Ei-lo agora, de pé, fora das portas de Assis, na estrada que, rente ao monte Subásio, conduz a Foligno! Ele aí está, de pé, apoiado à bengala, a olhar... Na sua frente estende-se uma vinha: os pâmpanos unem as árvores umas às outras e os pesados cachos azuis pendem por baixo das folhas largas; está chegando a estação das vindimas, é a altura de guardar o vinho nas adegas. Mais abaixo, na ladeira íngreme, começam os olivais que se desdobram por todo o vale e o cobrem com uma espécie de manto de seda cinzenta com reflexos prateados. Aqui e acolá sob um véu de nuvens, brilham casas branquinhas, as mais distantes das quais parecem mais pequenas que uma pedrinha.
Francisco olha para tudo isto e, no entanto – coisa estranha – nada vê. Foi-se aquela alegria desbordante que antigamente sentia diante do espetáculo das cores suaves da paisagem e do perfil dos montes recortando-se no azul do céu. É como se o coração, que até ali tinha batido jovem e forte dentro do seu peito, tivesse envelhecido de repente; e ele tem a impressão de que nunca mais, neste mundo, sentirá prazer na contemplação das coisas. O sol parece-lhe quente demais. Vai abrigar-se na sombra de um muro. Mas a sombra, por sua vez, parece-lhe muito fria, e volta a aquecer-se ao sol. A descida que acaba de fazer cansou-lhe os joelhos. Tem fome, além disso, e surpreende-se a sonhar com um bom jantar, com um copo de vinho... Sente-se invadido pelo terror quando pensa, de repente, que a sua juventude acabou; que as coisas que na sua ideia sempre o alegrariam deixaram de lhe dar prazer; que tudo o que ele considerou como um tesouro que nunca lhe poderiam roubar – a luz do sol, o céu azul, os campos verdejantes, tudo aquilo a que tinha aspirado, durante os dias e as noites da doença, tão amargamente como um rei no exílio aspira ao seu antigo reino, tudo o que agora lhe era devolvido – se desfaz ao contato das suas mãos, se quebra e se reduz a cinzas – tal como as palmas do Domingo de Ramos se queimam para se transformarem nas cinzas que o sacerdote, no primeiro dia da quaresma, espalha sobre as cabeças dos cristãos, com estas palavras, tão tristemente verdadeiras: “Lembra-te, ó homem, que és pó”. Pó, todas as coisas não são mais do que pó e cinzas, corrupção e morte, vaidade das vaidades.
***
Por muito tempo Francisco fica assim de pé, com o olhar perdido e vago: é como se visse toda a sua existência murchar diante dos seus olhos. Depois, volta-se lentamente e, apoiando-se na bengala, regressa a Assis.
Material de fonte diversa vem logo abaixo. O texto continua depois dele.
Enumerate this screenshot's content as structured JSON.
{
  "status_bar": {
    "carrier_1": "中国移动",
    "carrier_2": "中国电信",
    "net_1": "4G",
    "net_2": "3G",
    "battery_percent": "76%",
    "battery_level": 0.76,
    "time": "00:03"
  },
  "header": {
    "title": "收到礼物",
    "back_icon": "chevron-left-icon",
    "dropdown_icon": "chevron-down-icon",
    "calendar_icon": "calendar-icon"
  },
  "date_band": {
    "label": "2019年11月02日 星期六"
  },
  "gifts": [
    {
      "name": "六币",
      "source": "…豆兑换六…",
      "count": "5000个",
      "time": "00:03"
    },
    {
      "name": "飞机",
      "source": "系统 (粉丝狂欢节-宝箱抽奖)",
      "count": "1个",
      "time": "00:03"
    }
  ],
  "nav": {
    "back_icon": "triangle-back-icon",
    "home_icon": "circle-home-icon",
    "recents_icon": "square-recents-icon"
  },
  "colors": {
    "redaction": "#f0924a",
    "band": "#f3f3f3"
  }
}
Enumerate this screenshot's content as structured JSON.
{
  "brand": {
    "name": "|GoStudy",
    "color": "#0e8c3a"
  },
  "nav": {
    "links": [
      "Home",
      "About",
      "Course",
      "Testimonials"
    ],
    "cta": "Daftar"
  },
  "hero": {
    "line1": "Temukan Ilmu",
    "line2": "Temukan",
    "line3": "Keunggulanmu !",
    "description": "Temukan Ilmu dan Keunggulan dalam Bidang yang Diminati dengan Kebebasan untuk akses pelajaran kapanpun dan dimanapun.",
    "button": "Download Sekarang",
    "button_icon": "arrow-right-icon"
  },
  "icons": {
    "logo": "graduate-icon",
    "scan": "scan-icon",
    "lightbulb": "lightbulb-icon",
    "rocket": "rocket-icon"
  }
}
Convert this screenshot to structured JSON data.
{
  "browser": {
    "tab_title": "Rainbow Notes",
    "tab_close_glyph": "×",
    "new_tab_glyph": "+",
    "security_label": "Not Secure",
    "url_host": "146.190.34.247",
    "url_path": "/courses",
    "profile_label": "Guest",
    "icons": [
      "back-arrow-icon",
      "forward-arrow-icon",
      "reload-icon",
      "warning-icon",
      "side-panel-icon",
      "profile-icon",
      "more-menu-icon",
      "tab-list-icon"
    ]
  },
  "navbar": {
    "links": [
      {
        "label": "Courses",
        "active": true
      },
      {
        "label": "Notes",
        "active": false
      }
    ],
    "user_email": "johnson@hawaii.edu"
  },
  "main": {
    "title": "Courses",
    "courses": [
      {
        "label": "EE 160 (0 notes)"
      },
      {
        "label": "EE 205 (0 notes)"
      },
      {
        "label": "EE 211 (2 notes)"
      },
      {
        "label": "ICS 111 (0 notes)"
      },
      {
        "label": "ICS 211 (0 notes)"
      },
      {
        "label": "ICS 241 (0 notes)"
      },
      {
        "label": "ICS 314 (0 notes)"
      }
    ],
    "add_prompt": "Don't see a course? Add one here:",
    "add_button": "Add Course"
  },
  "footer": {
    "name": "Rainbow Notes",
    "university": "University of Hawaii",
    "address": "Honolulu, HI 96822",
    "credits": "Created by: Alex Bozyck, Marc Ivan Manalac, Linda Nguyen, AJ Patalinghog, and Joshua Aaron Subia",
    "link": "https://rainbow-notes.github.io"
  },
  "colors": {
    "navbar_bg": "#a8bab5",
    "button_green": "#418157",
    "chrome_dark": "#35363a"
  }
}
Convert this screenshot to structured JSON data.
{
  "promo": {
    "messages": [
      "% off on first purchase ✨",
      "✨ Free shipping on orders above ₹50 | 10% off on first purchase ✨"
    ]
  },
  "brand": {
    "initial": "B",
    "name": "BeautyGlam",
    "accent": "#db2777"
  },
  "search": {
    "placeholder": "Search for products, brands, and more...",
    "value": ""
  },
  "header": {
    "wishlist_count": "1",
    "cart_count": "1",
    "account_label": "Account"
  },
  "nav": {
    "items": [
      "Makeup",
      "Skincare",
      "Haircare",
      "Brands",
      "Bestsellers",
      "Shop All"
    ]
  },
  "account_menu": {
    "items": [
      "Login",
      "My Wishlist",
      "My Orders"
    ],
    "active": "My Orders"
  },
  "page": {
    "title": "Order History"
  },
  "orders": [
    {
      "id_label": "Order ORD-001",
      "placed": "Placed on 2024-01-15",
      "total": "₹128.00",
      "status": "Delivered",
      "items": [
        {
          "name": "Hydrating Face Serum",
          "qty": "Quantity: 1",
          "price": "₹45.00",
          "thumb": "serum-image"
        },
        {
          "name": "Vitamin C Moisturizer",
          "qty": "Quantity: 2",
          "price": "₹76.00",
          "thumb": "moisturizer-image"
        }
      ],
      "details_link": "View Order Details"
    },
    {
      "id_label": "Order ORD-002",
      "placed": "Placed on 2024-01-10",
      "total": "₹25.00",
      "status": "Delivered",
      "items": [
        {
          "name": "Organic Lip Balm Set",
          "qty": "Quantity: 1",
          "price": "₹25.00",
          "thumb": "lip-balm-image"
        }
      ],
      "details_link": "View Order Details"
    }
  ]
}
Chegou para ele aquele dia em que o Senhor nos diz: “Semearei a tua estrada de espinhos” – esse dia em que uma mão misteriosa escreve, na parede da sala do festim, palavras de morte.
Mas, como todos os recém-convertidos, o rapaz não se lembra menos das faltas alheias que das suas. Porque, depois de se ter apercebido da mudança que se operara nele, o seu pensamento dirige-se logo para os amigos com quem tantas vezes ali viera, e deixou de contemplar o admirável espetáculo. “Como são insensatos no seu amor pelas coisas transitórias” – diz consigo mesmo, com um certo sentimento de superioridade, enquanto se apressa a retomar o caminho da casa paterna.